If you are going to be a keen gardener, you'll almost certainly want a greenhouse or poly-tunnel eventually, but don't rush into those things before you know more about the kind of gardening you are going to do. You can get a simple propagator for a couple of pounds, it's just a plant tray with a fitting lid. That will help you with seeds and tender plants for a season or two. Good gardeners work as simply as possible.
"Well I feel keen, but what is a good gardener? Will I ever become one?"
Of course you will. A good gardener is one who enjoys their garden and gets the results they want from the gardening they do.
"What happens if I have a problem, or need more information?"
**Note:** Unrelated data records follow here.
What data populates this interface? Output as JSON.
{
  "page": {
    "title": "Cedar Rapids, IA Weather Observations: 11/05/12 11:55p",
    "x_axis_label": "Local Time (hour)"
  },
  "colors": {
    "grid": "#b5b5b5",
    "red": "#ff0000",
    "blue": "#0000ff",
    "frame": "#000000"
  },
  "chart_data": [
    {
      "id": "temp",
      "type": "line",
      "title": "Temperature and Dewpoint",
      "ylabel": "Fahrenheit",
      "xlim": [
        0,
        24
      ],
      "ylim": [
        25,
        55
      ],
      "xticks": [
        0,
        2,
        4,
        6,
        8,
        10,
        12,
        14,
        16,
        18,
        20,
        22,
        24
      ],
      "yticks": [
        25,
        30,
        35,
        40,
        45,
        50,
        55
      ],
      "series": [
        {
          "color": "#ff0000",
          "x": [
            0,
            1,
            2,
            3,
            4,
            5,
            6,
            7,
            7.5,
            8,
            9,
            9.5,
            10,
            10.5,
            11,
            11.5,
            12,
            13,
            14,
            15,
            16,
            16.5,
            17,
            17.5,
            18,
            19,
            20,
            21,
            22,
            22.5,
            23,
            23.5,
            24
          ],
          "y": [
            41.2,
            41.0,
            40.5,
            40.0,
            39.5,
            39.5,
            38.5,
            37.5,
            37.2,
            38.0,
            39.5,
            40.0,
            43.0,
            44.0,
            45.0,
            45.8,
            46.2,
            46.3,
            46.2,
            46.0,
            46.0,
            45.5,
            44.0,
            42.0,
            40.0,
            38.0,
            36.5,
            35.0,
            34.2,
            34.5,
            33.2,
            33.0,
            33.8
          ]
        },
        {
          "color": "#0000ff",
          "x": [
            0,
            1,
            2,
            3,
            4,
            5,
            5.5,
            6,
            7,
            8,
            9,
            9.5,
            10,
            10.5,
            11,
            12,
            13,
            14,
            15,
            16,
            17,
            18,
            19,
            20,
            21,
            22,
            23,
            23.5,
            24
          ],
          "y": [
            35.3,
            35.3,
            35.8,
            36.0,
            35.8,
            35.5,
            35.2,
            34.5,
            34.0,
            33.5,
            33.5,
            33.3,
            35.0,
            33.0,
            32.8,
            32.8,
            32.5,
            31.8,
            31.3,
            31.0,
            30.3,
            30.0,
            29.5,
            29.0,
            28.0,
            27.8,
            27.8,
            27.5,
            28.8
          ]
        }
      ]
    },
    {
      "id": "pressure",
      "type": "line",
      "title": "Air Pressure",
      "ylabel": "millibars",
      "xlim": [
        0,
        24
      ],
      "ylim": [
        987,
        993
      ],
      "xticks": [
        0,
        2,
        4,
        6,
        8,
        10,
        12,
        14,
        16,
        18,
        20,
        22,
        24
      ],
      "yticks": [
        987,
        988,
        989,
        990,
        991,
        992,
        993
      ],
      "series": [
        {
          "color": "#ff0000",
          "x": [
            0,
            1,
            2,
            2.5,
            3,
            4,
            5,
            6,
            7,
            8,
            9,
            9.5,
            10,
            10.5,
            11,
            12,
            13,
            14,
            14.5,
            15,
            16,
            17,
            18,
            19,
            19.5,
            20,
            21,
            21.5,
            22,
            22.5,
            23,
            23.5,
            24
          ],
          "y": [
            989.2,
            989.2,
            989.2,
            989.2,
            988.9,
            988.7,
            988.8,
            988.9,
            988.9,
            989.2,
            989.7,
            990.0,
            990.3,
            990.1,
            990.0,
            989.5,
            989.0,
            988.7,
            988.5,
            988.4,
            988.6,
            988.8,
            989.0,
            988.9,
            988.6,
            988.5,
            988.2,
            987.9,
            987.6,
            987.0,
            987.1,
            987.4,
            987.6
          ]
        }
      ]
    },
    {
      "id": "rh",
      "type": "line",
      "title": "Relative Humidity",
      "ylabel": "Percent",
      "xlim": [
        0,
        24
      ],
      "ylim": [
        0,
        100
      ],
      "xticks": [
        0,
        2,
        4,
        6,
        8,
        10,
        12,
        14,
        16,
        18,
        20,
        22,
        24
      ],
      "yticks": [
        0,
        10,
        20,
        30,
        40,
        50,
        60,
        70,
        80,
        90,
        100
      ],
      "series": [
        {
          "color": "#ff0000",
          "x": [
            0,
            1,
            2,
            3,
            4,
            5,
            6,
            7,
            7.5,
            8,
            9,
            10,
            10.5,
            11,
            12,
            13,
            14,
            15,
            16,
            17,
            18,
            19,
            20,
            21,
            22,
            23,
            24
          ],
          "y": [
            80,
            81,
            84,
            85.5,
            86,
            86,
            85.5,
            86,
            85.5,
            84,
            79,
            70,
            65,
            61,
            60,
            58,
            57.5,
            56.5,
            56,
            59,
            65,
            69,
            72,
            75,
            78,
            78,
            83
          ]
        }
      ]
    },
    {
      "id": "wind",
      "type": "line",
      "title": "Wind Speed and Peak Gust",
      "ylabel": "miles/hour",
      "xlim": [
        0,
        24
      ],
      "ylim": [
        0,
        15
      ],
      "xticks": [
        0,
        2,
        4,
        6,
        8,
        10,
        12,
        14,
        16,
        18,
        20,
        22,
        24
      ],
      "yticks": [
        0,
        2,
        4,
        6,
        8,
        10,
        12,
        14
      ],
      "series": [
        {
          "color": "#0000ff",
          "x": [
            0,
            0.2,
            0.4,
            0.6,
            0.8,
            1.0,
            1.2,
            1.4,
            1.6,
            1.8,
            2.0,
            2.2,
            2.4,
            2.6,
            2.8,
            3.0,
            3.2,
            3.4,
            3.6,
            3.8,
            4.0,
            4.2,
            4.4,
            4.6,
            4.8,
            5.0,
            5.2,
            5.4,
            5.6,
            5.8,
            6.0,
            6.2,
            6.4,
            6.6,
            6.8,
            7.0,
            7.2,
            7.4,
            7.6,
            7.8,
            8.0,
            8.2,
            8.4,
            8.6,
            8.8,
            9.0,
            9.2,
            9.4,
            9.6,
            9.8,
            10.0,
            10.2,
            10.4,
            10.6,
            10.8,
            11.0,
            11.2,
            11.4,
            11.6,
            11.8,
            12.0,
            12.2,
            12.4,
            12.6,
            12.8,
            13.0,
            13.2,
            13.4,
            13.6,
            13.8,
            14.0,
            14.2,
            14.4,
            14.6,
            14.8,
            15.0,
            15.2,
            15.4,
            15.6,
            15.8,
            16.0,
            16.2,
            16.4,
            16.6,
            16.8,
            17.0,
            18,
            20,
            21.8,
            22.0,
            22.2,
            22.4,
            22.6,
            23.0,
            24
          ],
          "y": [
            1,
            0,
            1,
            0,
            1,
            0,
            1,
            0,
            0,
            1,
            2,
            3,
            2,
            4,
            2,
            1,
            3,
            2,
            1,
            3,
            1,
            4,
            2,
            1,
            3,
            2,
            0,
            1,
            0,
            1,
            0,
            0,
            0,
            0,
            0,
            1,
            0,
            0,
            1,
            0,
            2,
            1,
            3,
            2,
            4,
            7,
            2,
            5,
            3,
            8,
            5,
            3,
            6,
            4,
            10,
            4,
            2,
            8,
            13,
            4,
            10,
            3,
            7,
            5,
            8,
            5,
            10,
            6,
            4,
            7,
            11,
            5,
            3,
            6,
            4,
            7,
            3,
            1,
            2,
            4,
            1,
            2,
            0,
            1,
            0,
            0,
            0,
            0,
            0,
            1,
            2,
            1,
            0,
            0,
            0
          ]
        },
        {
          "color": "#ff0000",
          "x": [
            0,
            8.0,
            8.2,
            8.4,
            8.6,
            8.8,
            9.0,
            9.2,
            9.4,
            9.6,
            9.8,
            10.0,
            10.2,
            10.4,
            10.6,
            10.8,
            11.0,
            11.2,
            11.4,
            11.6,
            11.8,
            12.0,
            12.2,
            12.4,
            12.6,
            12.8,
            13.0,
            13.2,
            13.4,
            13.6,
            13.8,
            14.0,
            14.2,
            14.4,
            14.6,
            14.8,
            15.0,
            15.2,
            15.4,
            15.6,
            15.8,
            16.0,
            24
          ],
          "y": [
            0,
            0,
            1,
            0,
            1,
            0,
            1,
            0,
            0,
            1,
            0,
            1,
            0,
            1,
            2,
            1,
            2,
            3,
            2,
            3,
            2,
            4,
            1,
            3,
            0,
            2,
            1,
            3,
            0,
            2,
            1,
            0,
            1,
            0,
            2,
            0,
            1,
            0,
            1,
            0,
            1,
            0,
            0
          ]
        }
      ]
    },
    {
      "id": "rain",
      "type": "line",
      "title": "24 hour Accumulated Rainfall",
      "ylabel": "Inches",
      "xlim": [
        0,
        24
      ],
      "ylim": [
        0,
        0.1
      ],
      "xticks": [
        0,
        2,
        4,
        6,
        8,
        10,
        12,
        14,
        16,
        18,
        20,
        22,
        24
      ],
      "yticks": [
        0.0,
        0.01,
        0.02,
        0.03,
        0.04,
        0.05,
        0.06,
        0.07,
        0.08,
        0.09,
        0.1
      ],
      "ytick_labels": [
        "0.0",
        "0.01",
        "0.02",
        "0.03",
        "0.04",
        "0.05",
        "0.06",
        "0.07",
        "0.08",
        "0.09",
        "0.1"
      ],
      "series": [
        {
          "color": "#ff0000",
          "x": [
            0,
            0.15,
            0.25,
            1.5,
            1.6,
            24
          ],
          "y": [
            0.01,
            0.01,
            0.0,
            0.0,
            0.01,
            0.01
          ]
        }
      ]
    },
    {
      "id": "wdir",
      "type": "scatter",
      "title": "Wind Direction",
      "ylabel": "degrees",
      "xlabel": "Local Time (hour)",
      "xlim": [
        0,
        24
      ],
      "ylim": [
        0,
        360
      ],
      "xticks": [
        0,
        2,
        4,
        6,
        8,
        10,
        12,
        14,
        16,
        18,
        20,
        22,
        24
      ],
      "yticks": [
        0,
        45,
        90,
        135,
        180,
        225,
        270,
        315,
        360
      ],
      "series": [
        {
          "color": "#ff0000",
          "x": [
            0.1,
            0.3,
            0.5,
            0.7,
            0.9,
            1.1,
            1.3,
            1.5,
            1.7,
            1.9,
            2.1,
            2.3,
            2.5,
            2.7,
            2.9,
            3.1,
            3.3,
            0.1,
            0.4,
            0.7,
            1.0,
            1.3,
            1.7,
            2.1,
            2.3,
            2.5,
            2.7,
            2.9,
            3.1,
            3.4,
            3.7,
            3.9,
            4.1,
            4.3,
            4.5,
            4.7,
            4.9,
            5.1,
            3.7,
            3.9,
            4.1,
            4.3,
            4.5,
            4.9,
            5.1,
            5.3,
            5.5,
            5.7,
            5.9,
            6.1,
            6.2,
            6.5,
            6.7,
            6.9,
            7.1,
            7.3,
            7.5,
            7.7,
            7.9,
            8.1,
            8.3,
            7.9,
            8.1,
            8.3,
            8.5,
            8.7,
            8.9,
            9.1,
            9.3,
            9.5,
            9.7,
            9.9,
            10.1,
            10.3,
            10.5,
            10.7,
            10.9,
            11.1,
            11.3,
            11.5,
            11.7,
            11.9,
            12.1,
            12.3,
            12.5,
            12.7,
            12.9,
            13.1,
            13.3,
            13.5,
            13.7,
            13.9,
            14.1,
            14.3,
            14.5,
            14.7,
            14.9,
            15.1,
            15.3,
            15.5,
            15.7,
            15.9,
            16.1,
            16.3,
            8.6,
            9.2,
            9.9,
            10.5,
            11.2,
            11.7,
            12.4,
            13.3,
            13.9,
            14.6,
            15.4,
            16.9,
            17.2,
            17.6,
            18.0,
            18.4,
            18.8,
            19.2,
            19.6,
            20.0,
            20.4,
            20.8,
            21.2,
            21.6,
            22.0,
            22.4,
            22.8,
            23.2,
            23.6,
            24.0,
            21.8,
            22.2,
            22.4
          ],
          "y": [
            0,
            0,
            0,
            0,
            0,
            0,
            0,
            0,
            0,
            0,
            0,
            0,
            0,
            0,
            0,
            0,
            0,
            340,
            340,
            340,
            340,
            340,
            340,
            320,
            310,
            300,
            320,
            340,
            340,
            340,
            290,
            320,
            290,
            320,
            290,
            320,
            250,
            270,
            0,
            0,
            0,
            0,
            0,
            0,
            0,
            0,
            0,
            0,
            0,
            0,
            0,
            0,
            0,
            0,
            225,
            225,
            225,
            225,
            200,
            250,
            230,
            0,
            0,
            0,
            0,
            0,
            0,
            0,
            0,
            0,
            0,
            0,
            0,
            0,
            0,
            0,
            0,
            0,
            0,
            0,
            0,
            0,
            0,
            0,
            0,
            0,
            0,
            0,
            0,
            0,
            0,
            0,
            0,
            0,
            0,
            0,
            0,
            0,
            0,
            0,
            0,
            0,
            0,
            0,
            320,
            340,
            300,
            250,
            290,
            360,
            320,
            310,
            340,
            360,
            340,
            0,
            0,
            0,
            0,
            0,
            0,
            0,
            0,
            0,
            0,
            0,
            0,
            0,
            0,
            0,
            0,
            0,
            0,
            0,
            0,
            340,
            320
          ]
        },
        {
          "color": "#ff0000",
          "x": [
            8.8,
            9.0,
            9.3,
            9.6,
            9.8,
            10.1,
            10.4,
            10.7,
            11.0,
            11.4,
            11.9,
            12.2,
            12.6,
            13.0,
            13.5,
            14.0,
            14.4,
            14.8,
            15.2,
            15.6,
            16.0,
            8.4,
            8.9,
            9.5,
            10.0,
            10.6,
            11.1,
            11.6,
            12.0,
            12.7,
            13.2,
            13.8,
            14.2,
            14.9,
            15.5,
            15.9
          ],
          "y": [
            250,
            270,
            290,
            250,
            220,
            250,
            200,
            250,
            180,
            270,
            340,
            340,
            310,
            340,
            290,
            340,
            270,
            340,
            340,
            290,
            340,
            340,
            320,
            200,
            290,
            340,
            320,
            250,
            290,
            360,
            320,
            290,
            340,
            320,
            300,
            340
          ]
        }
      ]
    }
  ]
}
You can discuss any aspect of gardening with other gardeners by e-mail in the Usenet group uk.rec.gardening (better known as urg) and in several other groups on the Internet. Whatever it is just ask, if you don't get an answer first time ask again - it's a busy group. There's no such thing as a silly question if it's about the group's topic, but if you want to send a question privately, many regular group contributors including me will help you. There are countless websites devoted to gardening, you can find out about those in urg and other similar groups.
Gardening is one of the best informed pastimes of all. Bookshops, newsvendors and libraries have shelves sagging with the weight of every kind of gardening book, magazine and encyclopaedia imaginable. The Hessayon 'Be Your own Expert' books are very good for beginners.
There are many TV and Radio gardening programmes dealing with popular up-to-date issues. You can go to Open Gardens also National and local garden societies hold annual competitions and exhibitions open to the public. Gardening courses are available on the Internet, by correspondence, at schools and universities. There are garden design programmes available on CD. The list is endless.
"With all that help available I can't go wrong can I?"
If you don't, you'll be the first perfect gardener ever! Reading about it and discussing it are not the same as doing it. Allow for plenty of mistakes and failures, especially in the early days. Be prepared to try things again if they don't work at first. In spite of all the helpful people and information, your most reliable learning will come from doing it. You find out as you go along, you soon become your own self-made expert in the types of gardening you do. Patience and persistence are two of the gardener's best assets.
Don't be afraid to experiment, if something goes wrong, there's always next year. Gardeners always claim that next year is their best because they are eternal optimists whatever the setbacks and difficulties.
"I haven't even started on this year yet but I'm going to do some now"
Best wishes to you then, but you haven't taken the test yet.
"Test, what test?"
What is the first requirement of recreational gardening?
"ENJOY!"
Great, you're a gardener, join the club!